Walt Disney Company CEO Bob Chapek attends the Boston College Chief Executives Club luncheon in Boston, Massachusetts, U.S., November 15, 2021. REUTERS/Katherine Taylor
Walt Disney Company CEO Bob Chapek attends the Boston College Chief Executives Club luncheon in Boston, Massachusetts, U.S., November 15, 2021. REUTERS/Katherine Taylor

The news comes after the surprise exit of top TV executive Peter Rice, adding to a list of corporate ethos-fueled controversies facing big companies including Netflix (NFLX) and Spotify (SPOT).

Rice, who served as chairman of Disney General Entertainment Content after joining the company in 2019, was reportedly dismissed by Chapek earlier this month over issues surrounding his cultural fit.

The announcement fueled further questions surrounding the controversial tenure of Chapek (whose contract was originally set to expire in early 2023.)

"Chapek just made another massive mistake," one industry executive told The Hollywood Reporter at the time of Rice's ousting.

"It’s not good for the company. Morale is terrible," added another.

Still, Disney voiced its support for the embattled CEO, saying at the time, "The strength of The Walt Disney Company’s businesses coming out of the pandemic is a testament to Bob’s leadership and vision for the company’s future."
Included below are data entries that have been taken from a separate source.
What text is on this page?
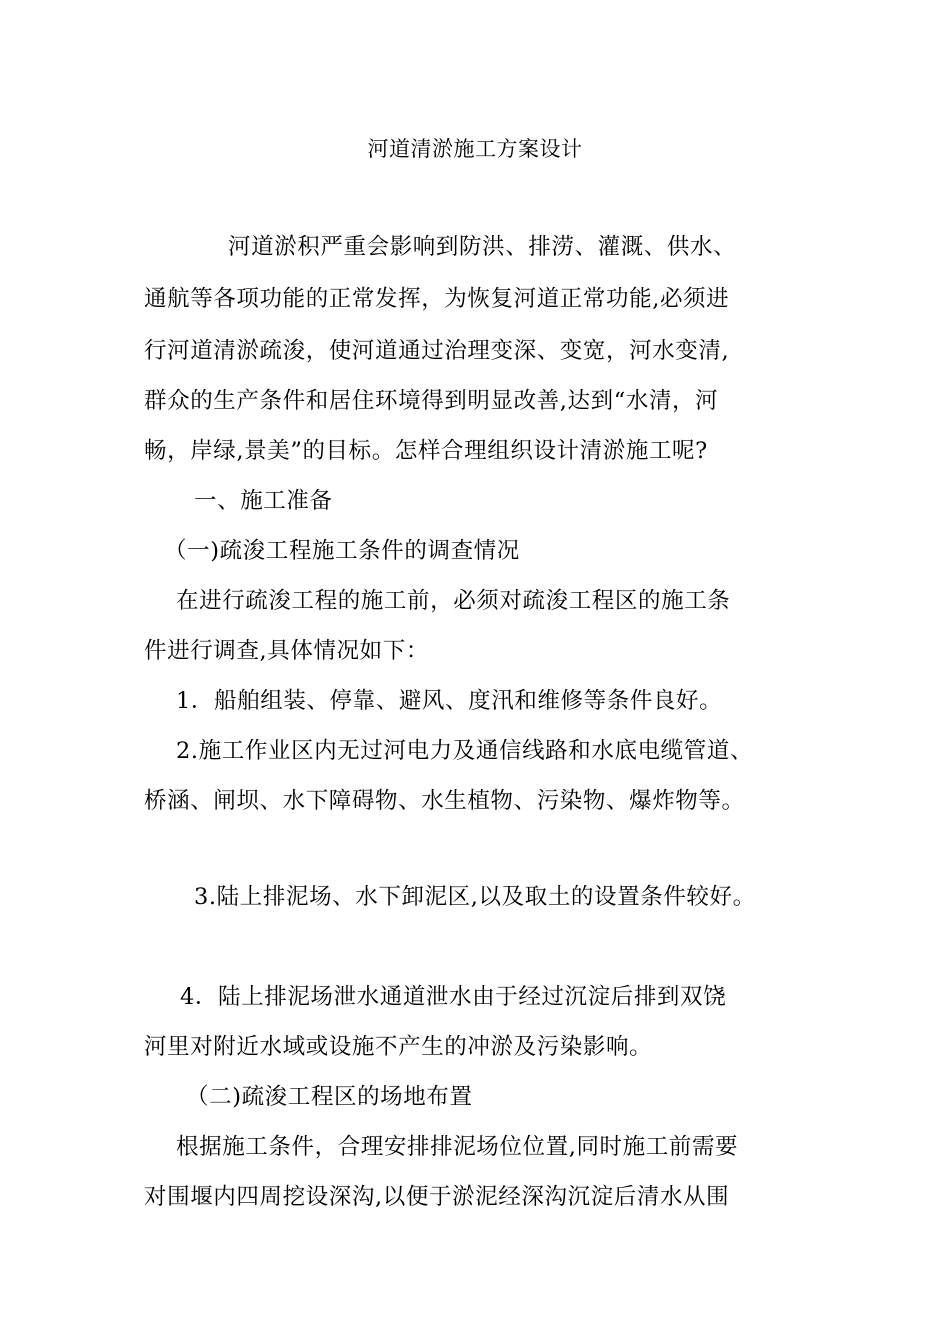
河道清淤施工方案设计
河道淤积严重会影响到防洪、排涝、灌溉、供水、
通航等各项功能的正常发挥，为恢复河道正常功能,必须进
行河道清淤疏浚，使河道通过治理变深、变宽，河水变清,
群众的生产条件和居住环境得到明显改善,达到“水清，河
畅，岸绿,景美”的目标。怎样合理组织设计清淤施工呢?
一、施工准备
（一)疏浚工程施工条件的调查情况
在进行疏浚工程的施工前，必须对疏浚工程区的施工条
件进行调查,具体情况如下：
1．船舶组装、停靠、避风、度汛和维修等条件良好。
2.施工作业区内无过河电力及通信线路和水底电缆管道、
桥涵、闸坝、水下障碍物、水生植物、污染物、爆炸物等。
3.陆上排泥场、水下卸泥区,以及取土的设置条件较好。
4．陆上排泥场泄水通道泄水由于经过沉淀后排到双饶
河里对附近水域或设施不产生的冲淤及污染影响。
（二)疏浚工程区的场地布置
根据施工条件，合理安排排泥场位位置,同时施工前需要
对围堰内四周挖设深沟,以便于淤泥经深沟沉淀后清水从围
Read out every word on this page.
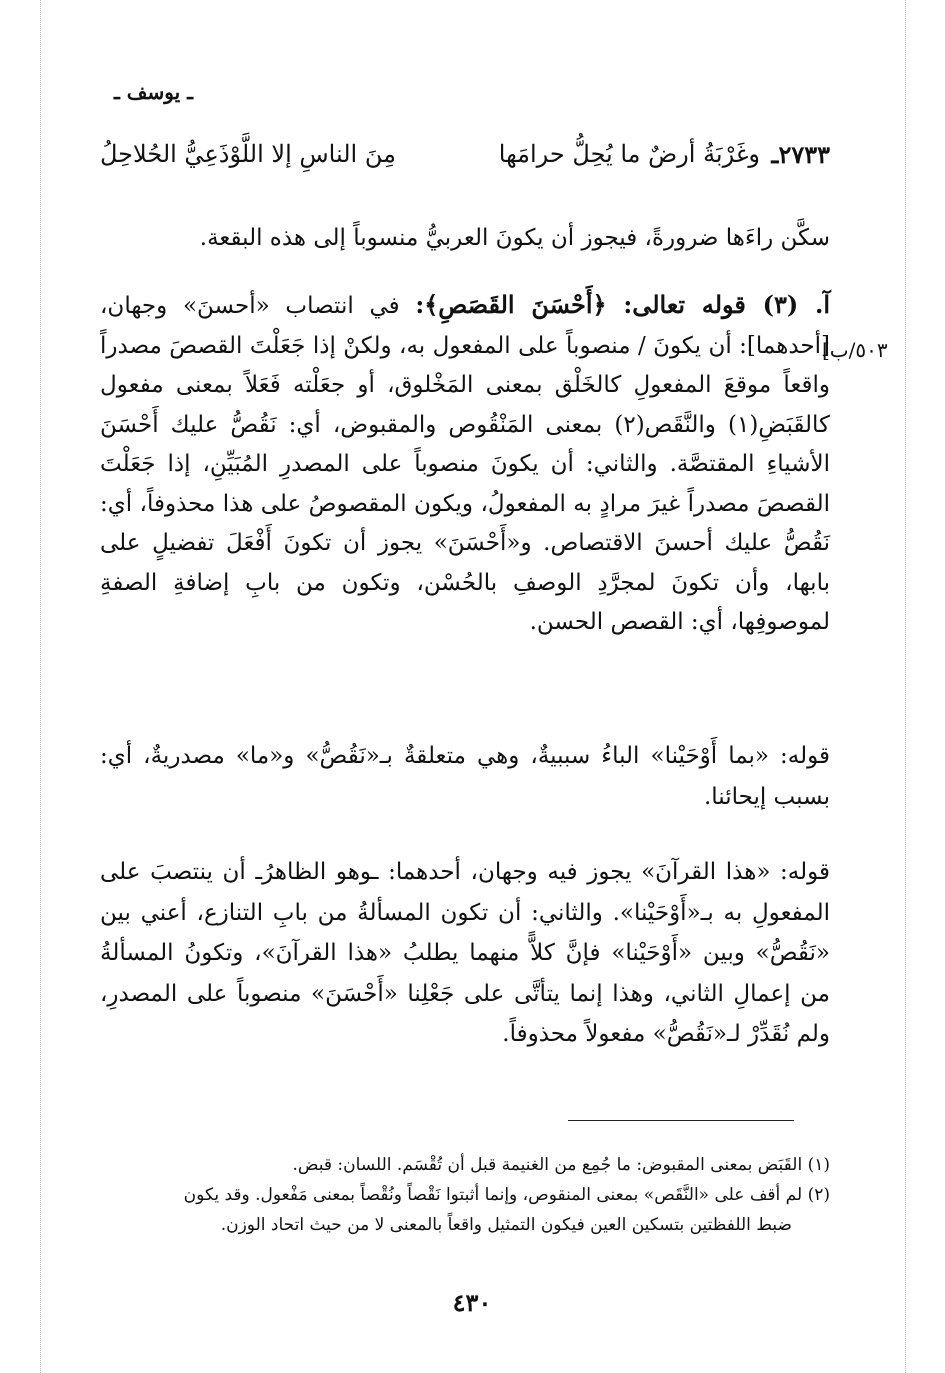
ـ يوسف ـ
٥٠٣/ب]
٢٧٣٣ـ
وغَرْبَةُ أرضٌ ما يُحِلُّ حرامَها
مِنَ الناسِ إلا اللَّوْذَعِيُّ الحُلاحِلُ
سكَّن راءَها ضرورةً، فيجوز أن يكونَ العربيُّ منسوباً إلى هذه البقعة.
آ. (٣) قوله تعالى: ﴿أَحْسَنَ القَصَصِ﴾: في انتصاب «أحسنَ» وجهان، [أحدهما]: أن يكونَ / منصوباً على المفعول به، ولكنْ إذا جَعَلْتَ القصصَ مصدراً واقعاً موقعَ المفعولِ كالخَلْق بمعنى المَخْلوق، أو جعَلْته فَعَلاً بمعنى مفعول كالقَبَضِ(١) والنَّقَص(٢) بمعنى المَنْقُوص والمقبوض، أي: نَقُصُّ عليك أَحْسَنَ الأشياءِ المقتصَّة. والثاني: أن يكونَ منصوباً على المصدرِ المُبَيِّنِ، إذا جَعَلْتَ القصصَ مصدراً غيرَ مرادٍ به المفعولُ، ويكون المقصوصُ على هذا محذوفاً، أي: نَقُصُّ عليك أحسنَ الاقتصاص. و«أَحْسَنَ» يجوز أن تكونَ أَفْعَلَ تفضيلٍ على بابها، وأن تكونَ لمجرَّدِ الوصفِ بالحُسْن، وتكون من بابِ إضافةِ الصفةِ لموصوفِها، أي: القصص الحسن.
قوله: «بما أَوْحَيْنا» الباءُ سببيةٌ، وهي متعلقةٌ بـ«نَقُصُّ» و«ما» مصدريةٌ، أي: بسبب إيحائنا.
قوله: «هذا القرآنَ» يجوز فيه وجهان، أحدهما: ـوهو الظاهرُـ أن ينتصبَ على المفعولِ به بـ«أَوْحَيْنا». والثاني: أن تكون المسألةُ من بابِ التنازع، أعني بين «نَقُصُّ» وبين «أَوْحَيْنا» فإنَّ كلاًّ منهما يطلبُ «هذا القرآنَ»، وتكونُ المسألةُ من إعمالِ الثاني، وهذا إنما يتأتَّى على جَعْلِنا «أَحْسَنَ» منصوباً على المصدرِ، ولم نُقَدِّرْ لـ«نَقُصُّ» مفعولاً محذوفاً.
(١) القَبَض بمعنى المقبوض: ما جُمِع من الغنيمة قبل أن تُقْسَم. اللسان: قبض.
(٢) لم أقف على «النَّقَص» بمعنى المنقوص، وإنما أثبتوا نَقْصاً ونُقْصاً بمعنى مَفْعول. وقد يكون
ضبط اللفظتين بتسكين العين فيكون التمثيل واقعاً بالمعنى لا من حيث اتحاد الوزن.
٤٣٠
Disney stock is down 39% so far in 2022.

Chapek's bumpy tenure

Soon after replacing longtime executive Bob Iger in 2020, Chapek reorganized its media and entertainment businesses, a controversial move that upset longtime veterans and reportedly "confused" workers.

Chapek also engaged in a public battle with "Black Widow" star Scarlett Johansson, who sued the company over "breach of contract" after it decided to release the Marvel film on Disney+ the same day it hit theaters. Johansson and Disney eventually settled.

More recently, Chapek found himself in the political crossfire of Florida Governor Ron DeSantis, who revoked the company's special tax district following Disney's unfavorable reaction to the Parental Rights in Education Act, or what critics have dubbed the "Don't Say Gay" bill.

Chapek, who initially decided not to speak publicly on the matter, opted to work behind the scenes in an attempt to soften the legislation. That didn't work.

The executive eventually reversed course following intense backlash and a string of employee-staged walkouts. Chapek publicly denounced the act during the company's annual shareholder meeting on March 9 and directly apologized to employees in a company memo.

ORLANDO, FL - MARCH 22: Disney employee Nicholas Maldonado holds a sign while protesting outside of Walt Disney World on March 22, 2022 in Orlando, Florida. Employees are staging a company-wide walkout today to protest Walt Disney Co.'s response to controversial legislation passed in Florida known as the “Don’t Say Gay” bill. (Photo by Octavio Jones/Getty Images)
ORLANDO, FL - MARCH 22: Disney employee Nicholas Maldonado holds a sign while protesting outside of Walt Disney World on March 22, 2022 in Orlando, Florida. Employees are staging a company-wide walkout today to protest Walt Disney Co.'s response to controversial legislation passed in Florida known as the “Don’t Say Gay” bill. (Photo by Octavio Jones/Getty Images)

Still, Chapek was criticized for taking a soft stance, and the apology was looked by many as too little, too late.

Lee Cockerell, former executive vice president of operations for the Walt Disney World Resort, previously told Yahoo Finance CEOs have to "stand up quick" on political issues, adding "politics is just part of life ... you can't avoid it."

"[Chapek] probably thinks this now and I do too ... he should have come out right away," Cockerell said. "You can't wait a week to decide how you're going to respond,"

Cockerell added that Disney's culture of fostering an inclusive workforce comes with an expectation to "stand up and support everyone" — further underscoring the clash between Disney's employees and Chapek's leadership style.